Der bürokratische Aufwand klingt extrem hoch. Wie wirkungsvoll schätzen Sie die Maßnahmen im Sinne der Umwelt ein? Der Aufwand ist dem Regulator egal. Hauptbelastete sind die Banken. Sie werden eingesetzt, um einen Transformationsmechanismus in Gang zu setzen. Die Logik dahinter lautet: Wenn Banken leichter grüne als braune Unternehmen finanzieren können, dann werden sich grüne Geschäftsmodelle durchsetzen.
Wie leicht lassen sich diese Anforderungen bei Ihren traditionellen Kunden anwenden? Wir unterscheiden stark zwischen ökologischer und sozialer Nachhaltigkeit.
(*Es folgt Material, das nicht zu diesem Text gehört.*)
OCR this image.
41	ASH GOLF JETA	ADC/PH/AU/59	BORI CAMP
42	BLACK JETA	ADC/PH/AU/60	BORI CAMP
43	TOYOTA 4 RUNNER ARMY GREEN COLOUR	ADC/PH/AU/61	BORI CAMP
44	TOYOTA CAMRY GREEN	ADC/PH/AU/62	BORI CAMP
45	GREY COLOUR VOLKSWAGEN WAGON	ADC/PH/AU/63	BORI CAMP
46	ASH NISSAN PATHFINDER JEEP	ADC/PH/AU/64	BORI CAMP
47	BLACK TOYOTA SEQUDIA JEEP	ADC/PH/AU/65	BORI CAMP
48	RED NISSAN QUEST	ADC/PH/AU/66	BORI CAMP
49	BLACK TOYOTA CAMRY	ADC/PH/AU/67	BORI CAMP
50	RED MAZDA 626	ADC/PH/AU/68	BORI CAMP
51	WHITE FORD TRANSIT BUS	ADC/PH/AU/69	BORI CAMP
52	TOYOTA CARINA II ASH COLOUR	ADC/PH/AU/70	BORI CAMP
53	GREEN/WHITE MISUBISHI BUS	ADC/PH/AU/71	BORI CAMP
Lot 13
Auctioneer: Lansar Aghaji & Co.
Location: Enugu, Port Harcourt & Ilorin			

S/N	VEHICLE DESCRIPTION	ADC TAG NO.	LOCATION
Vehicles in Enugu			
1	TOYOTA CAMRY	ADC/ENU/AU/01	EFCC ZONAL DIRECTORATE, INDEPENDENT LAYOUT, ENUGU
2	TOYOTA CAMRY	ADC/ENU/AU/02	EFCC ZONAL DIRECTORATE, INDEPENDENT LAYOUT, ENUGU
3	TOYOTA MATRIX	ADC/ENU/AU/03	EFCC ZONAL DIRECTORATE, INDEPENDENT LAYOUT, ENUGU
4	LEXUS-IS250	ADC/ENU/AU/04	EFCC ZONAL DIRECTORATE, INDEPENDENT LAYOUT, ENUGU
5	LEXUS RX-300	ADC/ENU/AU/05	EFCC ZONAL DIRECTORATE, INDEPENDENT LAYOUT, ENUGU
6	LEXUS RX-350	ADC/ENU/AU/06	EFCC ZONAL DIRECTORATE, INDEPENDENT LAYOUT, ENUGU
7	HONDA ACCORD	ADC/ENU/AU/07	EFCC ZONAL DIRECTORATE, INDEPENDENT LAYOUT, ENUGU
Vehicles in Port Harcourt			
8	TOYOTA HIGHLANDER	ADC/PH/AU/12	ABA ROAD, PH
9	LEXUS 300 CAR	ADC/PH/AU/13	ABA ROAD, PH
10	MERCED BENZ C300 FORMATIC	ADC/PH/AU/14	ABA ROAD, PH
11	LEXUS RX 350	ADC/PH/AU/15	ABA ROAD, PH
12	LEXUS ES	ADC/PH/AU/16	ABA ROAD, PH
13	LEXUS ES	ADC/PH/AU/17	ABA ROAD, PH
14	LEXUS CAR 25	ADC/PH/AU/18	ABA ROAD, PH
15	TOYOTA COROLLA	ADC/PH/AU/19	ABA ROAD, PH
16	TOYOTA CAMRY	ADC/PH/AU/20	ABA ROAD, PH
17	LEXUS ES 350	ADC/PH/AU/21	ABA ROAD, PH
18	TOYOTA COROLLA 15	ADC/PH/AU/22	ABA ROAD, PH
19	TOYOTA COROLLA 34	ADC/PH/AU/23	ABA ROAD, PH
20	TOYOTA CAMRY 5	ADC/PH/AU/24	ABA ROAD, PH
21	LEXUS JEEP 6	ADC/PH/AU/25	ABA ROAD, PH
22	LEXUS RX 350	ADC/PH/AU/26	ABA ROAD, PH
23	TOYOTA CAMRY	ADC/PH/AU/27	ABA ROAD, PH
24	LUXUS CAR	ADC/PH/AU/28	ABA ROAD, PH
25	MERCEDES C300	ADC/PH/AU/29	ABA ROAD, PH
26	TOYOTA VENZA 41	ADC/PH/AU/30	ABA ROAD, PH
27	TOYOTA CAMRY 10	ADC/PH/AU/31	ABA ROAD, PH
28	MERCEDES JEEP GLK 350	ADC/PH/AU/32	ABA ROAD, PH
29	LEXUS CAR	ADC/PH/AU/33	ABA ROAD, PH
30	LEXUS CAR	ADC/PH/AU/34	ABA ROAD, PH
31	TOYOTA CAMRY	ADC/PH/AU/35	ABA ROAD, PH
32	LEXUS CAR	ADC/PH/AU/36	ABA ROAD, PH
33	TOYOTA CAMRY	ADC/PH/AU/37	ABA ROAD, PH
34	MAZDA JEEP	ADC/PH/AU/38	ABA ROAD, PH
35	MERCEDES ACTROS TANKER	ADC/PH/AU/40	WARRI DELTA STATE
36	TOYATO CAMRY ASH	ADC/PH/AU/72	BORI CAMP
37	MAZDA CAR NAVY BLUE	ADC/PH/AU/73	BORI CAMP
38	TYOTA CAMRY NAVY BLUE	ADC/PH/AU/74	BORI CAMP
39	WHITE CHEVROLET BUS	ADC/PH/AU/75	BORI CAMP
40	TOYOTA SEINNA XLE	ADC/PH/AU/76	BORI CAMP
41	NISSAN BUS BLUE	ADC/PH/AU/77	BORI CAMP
In der Ökologie sind uns zwei große Themengebiete wichtig: 1. Wie nachhaltig sind die Geschäftsmodelle, die wir finanzieren? Da tun wir uns als regionaler Banken-Verbund recht leicht, da wir vorwiegend Privat- und Gewerbekundinnen beziehungsweise -kunden finanzieren. Der Bäcker, der Schlosser oder das Kaffeehaus in der Region: Da sind wir daheim. Diese Betriebe haben kein Problem mit brauner Industrie. 2. Auch unsere Kundinnen und Kunden fragen vermehrt nach nachhaltigen Fonds, um ihr Geld zu investieren. Das ist ein echter Wachstumsmarkt, den wir mit entsprechenden Produkten bedienen. Extremer Druck kommt auch von institutionellen Investoren. Unternehmen, die sich am Kapitalmarkt finanzieren wollen, werden sich ohne Nachhaltigkeitsratings sehr schwer tun. In den nächsten Jahren wird es sich kein Unternehmen mehr leisten können, keine Nachhaltigkeitsstrategie zu haben. Wenn man eine gewisse Stufe nicht erreicht, wird man Emissionen kaum mehr am Markt platzieren können.
Welche Rolle spielt die soziale Dimension, die Sie angesprochen haben? Da haben wir den Vorteil des genossenschaftlichen Modells. Die Volksbanken sind vor 150 Jahren als Genossenschaft gegründet worden. Gewerbetreibende aus den Regionen haben Vorsorgekassen gegründet. Da konnten sie Geld einlegen, und regionale Betriebe konnten sich Geld ausborgen. Das hat in den Regionen für Wachstum gesorgt. Diesen Kreislauf halten wir nach wie vor hoch. Der Volksbanken-Verbund hat bis heute nur Genossenschaften als Eigentümer. Dadurch bleibt alles in der Region und wird dort investiert.
Wie verankern Sie das Thema bei Ihren Mitarbeitern? Wurde der Fokus auf nachhaltige Produkte incentiviert? Alle Mitarbeiterinnen und Mitarbeiter bekommen verpflichtende Nachhaltigkeits- und Genossenschaftsschulungen. Jeder soll unsere DNA kennen und wissen, wie wir agieren wollen. Es geht um Empathie und regionale Verankerung. Incentives für Verkäufe gibt es nicht. Denn wir wollen unseren Kundinnen und Kunden immer das verkaufen, was sie gerade in ihrer jeweiligen Situation brauchen.
Lassen Sie bereits finanziell gutes Geschäft liegen, um nachhaltig zu sein? Ja, allerdings nur im Kleinen. Wir haben es ja vorwiegend mit Gewerbekundinnen und -kunden zu tun.
Sehen Sie eine Chance darauf, dass Nachhaltigkeit den extrem hohen Takt der Finanzbranche verlangsamen könnte? Das alleine sehe ich nicht als entscheidenden Faktor. Eine Entschleunigung wird nicht vom Kapitalmarkt oder den Investoren kommen. Der Wandel wird stark von der Bevölkerung ausgehen. Es gibt zum Beispiel eine starke Tendenz zu Regionalität und Werthaltigkeit. Die Menschen wünschen sich umweltschonend produzierte Waren, die nicht erst um die halbe Welt transportiert werden müssen. Das wird sich mittelfristig auswirken.
Wann wird Nachhaltigkeit im Finanzbereich so selbstverständlich sein wie die Tatsache, dass in Flugzeugen nicht geraucht werden darf? Die Entwicklung schreitet extrem rasch voran. In zwei bis drei Jahren wird Nachhaltigkeit Standard sein.